The Department of Labor proposed a rule that would narrowly expand the use of open multiple employer plans, but leaves room for improvement, industry sources said.
The move comes less than two months after President Donald Trump signed an executive order directing officials at the departments of Labor and Treasury to expand retirement savings options.
Under the proposed rule, released Oct. 22, small businesses could band together to offer employees defined contribution plans, under limited circumstances. The proposal lays out a host of conditions a group or association must meet to be permitted to sponsor MEPs, including a requirement to have at least one substantial business purpose unrelated to offering employee benefits to its employee members, and one that requires sponsors to have members with a commonality of interests with respect to their industry or location. If finalized, the plans could be offered by associations of employers in a city, county, state or a multistate metropolitan area, or in a particular industry nationwide, according to a DOL news release.
Sole proprietors, as well as their families, would also be permitted to join such plans. Professional employer organizations, which are human resources companies that contractually assume certain employment responsibilities for its client employers, could also sponsor plans, the DOL noted. Self-employed individuals would be able to belong to an association and join an MEP.
What the proposal does not do is make it possible for two unrelated employers to go into a plan together — unless they belong to an association in the same area — nor does it empower any of the kinds of organizations that traditionally offer retirement plans, like financial services firms, to set up an MEP and start marketing it, said Aron Szapiro, Morningstar Inc.'s director of policy research based in Washington.

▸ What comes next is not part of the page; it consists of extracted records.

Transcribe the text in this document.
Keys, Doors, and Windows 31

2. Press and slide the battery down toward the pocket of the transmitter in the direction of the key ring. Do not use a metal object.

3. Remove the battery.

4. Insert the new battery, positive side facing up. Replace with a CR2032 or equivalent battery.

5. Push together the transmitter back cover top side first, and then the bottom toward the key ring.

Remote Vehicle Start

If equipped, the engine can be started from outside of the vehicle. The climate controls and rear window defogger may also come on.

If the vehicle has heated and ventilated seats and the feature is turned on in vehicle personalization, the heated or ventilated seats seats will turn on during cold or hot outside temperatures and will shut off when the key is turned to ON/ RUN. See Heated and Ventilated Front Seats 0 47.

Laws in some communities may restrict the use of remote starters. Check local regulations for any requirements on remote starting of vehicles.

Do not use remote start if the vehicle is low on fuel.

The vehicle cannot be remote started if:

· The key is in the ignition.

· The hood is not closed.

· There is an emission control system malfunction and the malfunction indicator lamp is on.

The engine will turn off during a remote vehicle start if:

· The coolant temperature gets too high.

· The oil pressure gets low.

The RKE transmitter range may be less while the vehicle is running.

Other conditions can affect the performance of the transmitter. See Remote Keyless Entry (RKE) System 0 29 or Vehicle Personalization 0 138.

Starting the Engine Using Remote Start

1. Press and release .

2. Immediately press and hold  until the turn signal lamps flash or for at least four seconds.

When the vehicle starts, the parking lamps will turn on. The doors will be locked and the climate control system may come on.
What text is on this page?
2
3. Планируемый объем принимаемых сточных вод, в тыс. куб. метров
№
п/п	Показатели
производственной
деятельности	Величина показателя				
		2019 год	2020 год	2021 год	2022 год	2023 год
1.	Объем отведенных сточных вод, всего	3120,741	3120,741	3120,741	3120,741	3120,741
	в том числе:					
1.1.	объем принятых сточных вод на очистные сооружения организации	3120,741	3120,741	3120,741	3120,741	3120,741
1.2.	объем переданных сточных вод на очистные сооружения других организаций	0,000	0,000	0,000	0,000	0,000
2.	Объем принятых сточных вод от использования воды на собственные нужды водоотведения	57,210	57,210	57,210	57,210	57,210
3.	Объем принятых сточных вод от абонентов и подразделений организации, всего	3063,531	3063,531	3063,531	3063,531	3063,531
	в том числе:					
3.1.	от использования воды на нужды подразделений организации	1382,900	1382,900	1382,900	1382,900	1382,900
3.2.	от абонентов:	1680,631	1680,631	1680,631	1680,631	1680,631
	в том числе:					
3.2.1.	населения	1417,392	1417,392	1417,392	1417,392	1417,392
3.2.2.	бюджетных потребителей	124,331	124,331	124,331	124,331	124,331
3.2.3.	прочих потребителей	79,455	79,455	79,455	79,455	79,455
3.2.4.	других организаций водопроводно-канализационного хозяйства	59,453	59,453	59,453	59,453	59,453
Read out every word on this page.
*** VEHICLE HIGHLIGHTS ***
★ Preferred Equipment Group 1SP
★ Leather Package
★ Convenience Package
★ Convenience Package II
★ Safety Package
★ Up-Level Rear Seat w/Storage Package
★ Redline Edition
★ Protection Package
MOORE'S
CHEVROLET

Attorney Kent Mason with Davis & Harman, who represents numerous plan sponsors and service providers, said the proposed rule is narrow and maintains "very material restrictions on the ability of small employers to join together in an MEP."
The proposed rule keeps in place the criteria for how much commonality employers in any one plan must have, and doesn't amend the "one bad apple" rule, which means one employer's mistake would disqualify the entire MEP.
Mr. Szapiro said the DOL is looking to expand the availability of MEPs in "novel ways without totally getting rid of the common nexus requirements, which it doesn't seem that they have the ability to do without Congress amending ERISA in some way. So they went in a direction with these (professional employer organizations), which is a clever way of expanding the availability of MEPs within the current constructs."
The DOL said it expects the plans to reduce administrative costs through economies of scale and to strengthen small businesses' hand when negotiating with financial institutions and other service providers.
Elizabeth Kelly, senior vice president of operations at United Income, a Washington-based investment advisory firm for investors 50 and older, and former special assistant to the president at the White House National Economic Council under President Barack Obama, said the proposal is a "good step forward in enabling more small businesses to offer retirement savings plans to their employees. We'll likely see additional action."